I’ve been experimenting with the OpenAI Realtime API and noticed something about the billing that I don’t fully understand.
It looks like each new request from the client becomes more expensive than the previous one, even if the new input is very short (for example, just a single word or a short audio clip).
From what I can tell, this happens because the tokens (both text and audio) accumulate in the conversation buffer. In other words, every request to the model includes not only the latest input, but also all the previous messages and responses, which means the input token count grows over time.
So my questions are:
Is this understanding correct — that the Realtime API always includes the full accumulated context in each new request?
Does this mean that every new request will naturally cost more than the previous one, unless I manually trim or reset the conversation history?
What are the recommended practices to avoid paying for unnecessary tokens (e.g., clearing old context, caching, or limiting history size)?
Yes, the context window that is sent to the actual model for each generation of audio (or text) continues to grow, and on realtime is managed by OpenAI server-side.

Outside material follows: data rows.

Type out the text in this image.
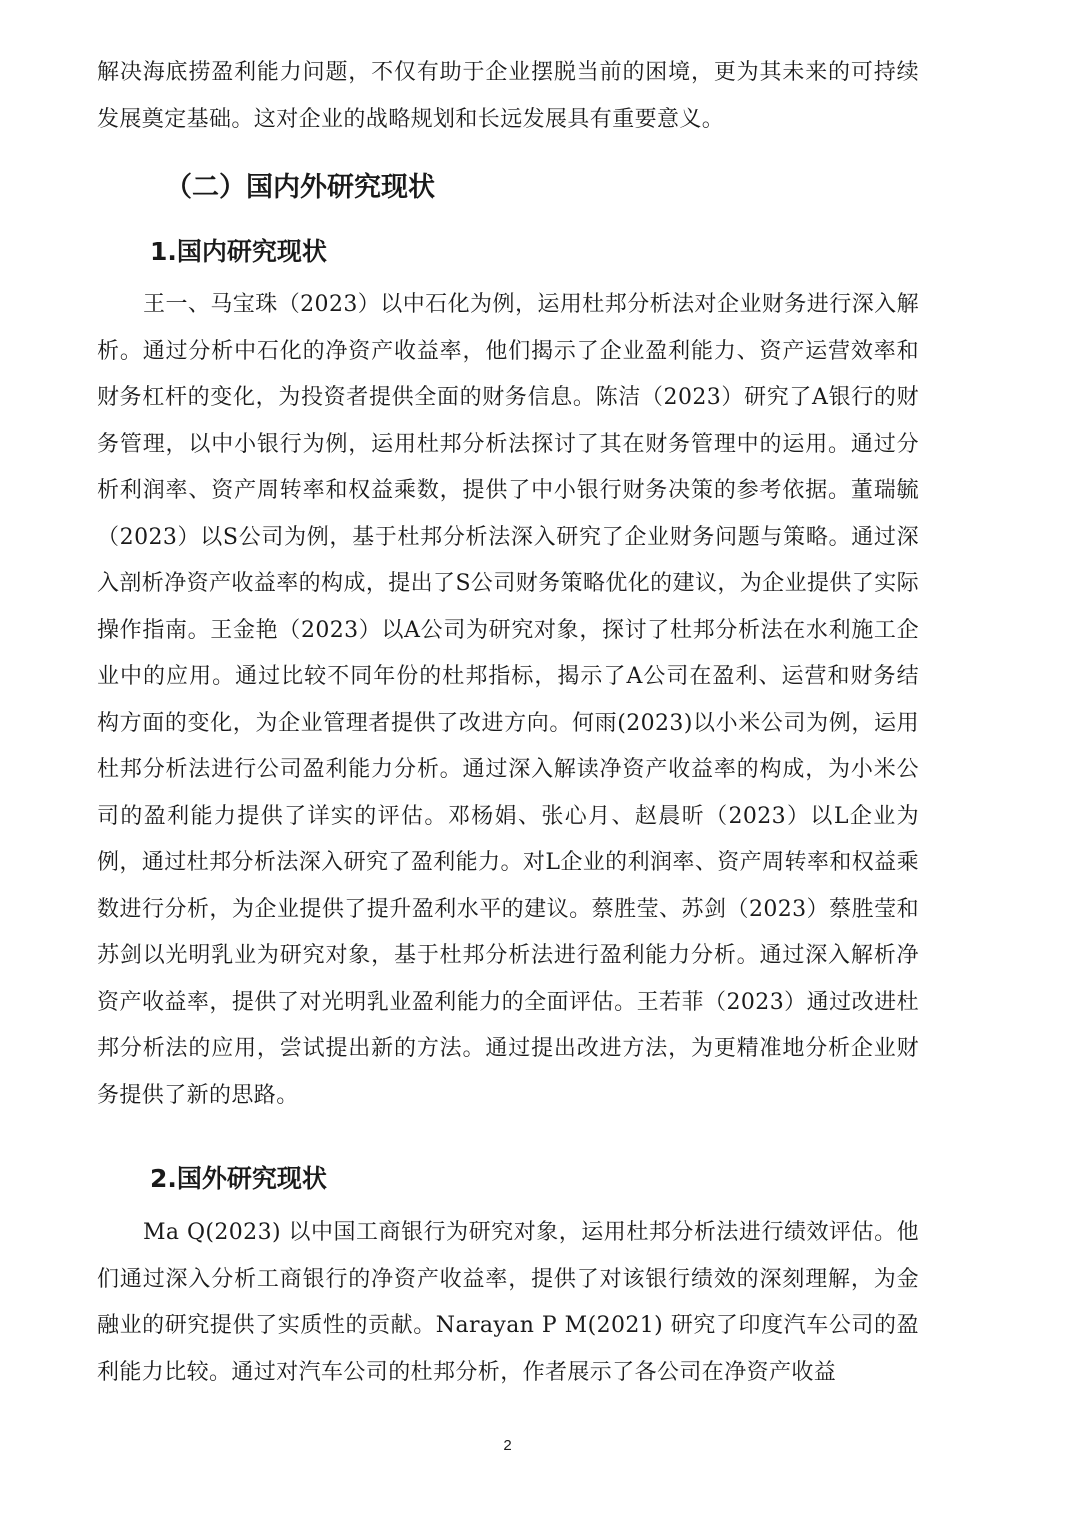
解决海底捞盈利能力问题，不仅有助于企业摆脱当前的困境，更为其未来的可持续发展奠定基础。这对企业的战略规划和长远发展具有重要意义。

（二）国内外研究现状
1.国内研究现状

王一、马宝珠（2023）以中石化为例，运用杜邦分析法对企业财务进行深入解析。通过分析中石化的净资产收益率，他们揭示了企业盈利能力、资产运营效率和财务杠杆的变化，为投资者提供全面的财务信息。陈洁（2023）研究了A银行的财务管理，以中小银行为例，运用杜邦分析法探讨了其在财务管理中的运用。通过分析利润率、资产周转率和权益乘数，提供了中小银行财务决策的参考依据。董瑞毓（2023）以S公司为例，基于杜邦分析法深入研究了企业财务问题与策略。通过深入剖析净资产收益率的构成，提出了S公司财务策略优化的建议，为企业提供了实际操作指南。王金艳（2023）以A公司为研究对象，探讨了杜邦分析法在水利施工企业中的应用。通过比较不同年份的杜邦指标，揭示了A公司在盈利、运营和财务结构方面的变化，为企业管理者提供了改进方向。何雨(2023)以小米公司为例，运用杜邦分析法进行公司盈利能力分析。通过深入解读净资产收益率的构成，为小米公司的盈利能力提供了详实的评估。邓杨娟、张心月、赵晨昕（2023）以L企业为例，通过杜邦分析法深入研究了盈利能力。对L企业的利润率、资产周转率和权益乘数进行分析，为企业提供了提升盈利水平的建议。蔡胜莹、苏剑（2023）蔡胜莹和苏剑以光明乳业为研究对象，基于杜邦分析法进行盈利能力分析。通过深入解析净资产收益率，提供了对光明乳业盈利能力的全面评估。王若菲（2023）通过改进杜邦分析法的应用，尝试提出新的方法。通过提出改进方法，为更精准地分析企业财务提供了新的思路。

2.国外研究现状

Ma Q(2023) 以中国工商银行为研究对象，运用杜邦分析法进行绩效评估。他们通过深入分析工商银行的净资产收益率，提供了对该银行绩效的深刻理解，为金融业的研究提供了实质性的贡献。Narayan P M(2021) 研究了印度汽车公司的盈利能力比较。通过对汽车公司的杜邦分析，作者展示了各公司在净资产收益

2
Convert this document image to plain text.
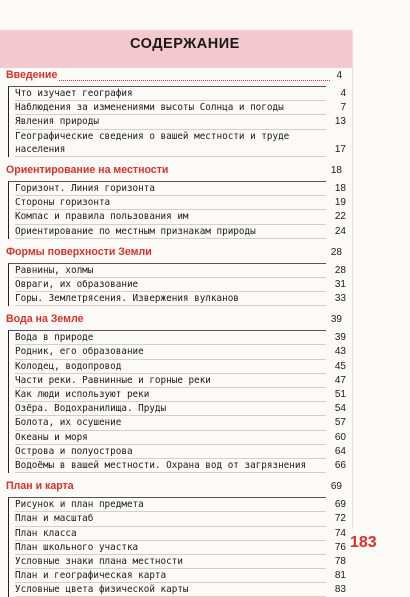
СОДЕРЖАНИЕ
Введение	4
Что изучает география	4
Наблюдения за изменениями высоты Солнца и погоды	7
Явления природы	13
Географические сведения о вашей местности и труде населения	17
Ориентирование на местности	18
Горизонт. Линия горизонта	18
Стороны горизонта	19
Компас и правила пользования им	22
Ориентирование по местным признакам природы	24
Формы поверхности Земли	28
Равнины, холмы	28
Овраги, их образование	31
Горы. Землетрясения. Извержения вулканов	33
Вода на Земле	39
Вода в природе	39
Родник, его образование	43
Колодец, водопровод	45
Части реки. Равнинные и горные реки	47
Как люди используют реки	51
Озёра. Водохранилища. Пруды	54
Болота, их осушение	57
Океаны и моря	60
Острова и полуострова	64
Водоёмы в вашей местности. Охрана вод от загрязнения	66
План и карта	69
Рисунок и план предмета	69
План и масштаб	72
План класса	74
План школьного участка	76
Условные знаки плана местности	78
План и географическая карта	81
Условные цвета физической карты	83
183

The gpt-realtime model has a maximum context window length of 16k, most of which is used for input. It is only after this is exceeded that OpenAI must start discarding the old audio, they don’t give you a settable size. At maximum size, it’s $0.75 when conversations are being discarded, per turn.
The realtime audio endpoint has a cache of previously encoded input that is usually hit, a significant discount when the growing input doesn’t have a start point that changes. Both the AI’s previous spoken audio and the new user input is not part of a cache, and must pay the full price.
There is a truncation API option, with the amount of discarding you can do when you hit the maximum input expense. Otherwise, you must limit the number of turns or the length of the audio session to manage costs.
A realtime session demonstrates the turn-based memory context needed for answering the latest question.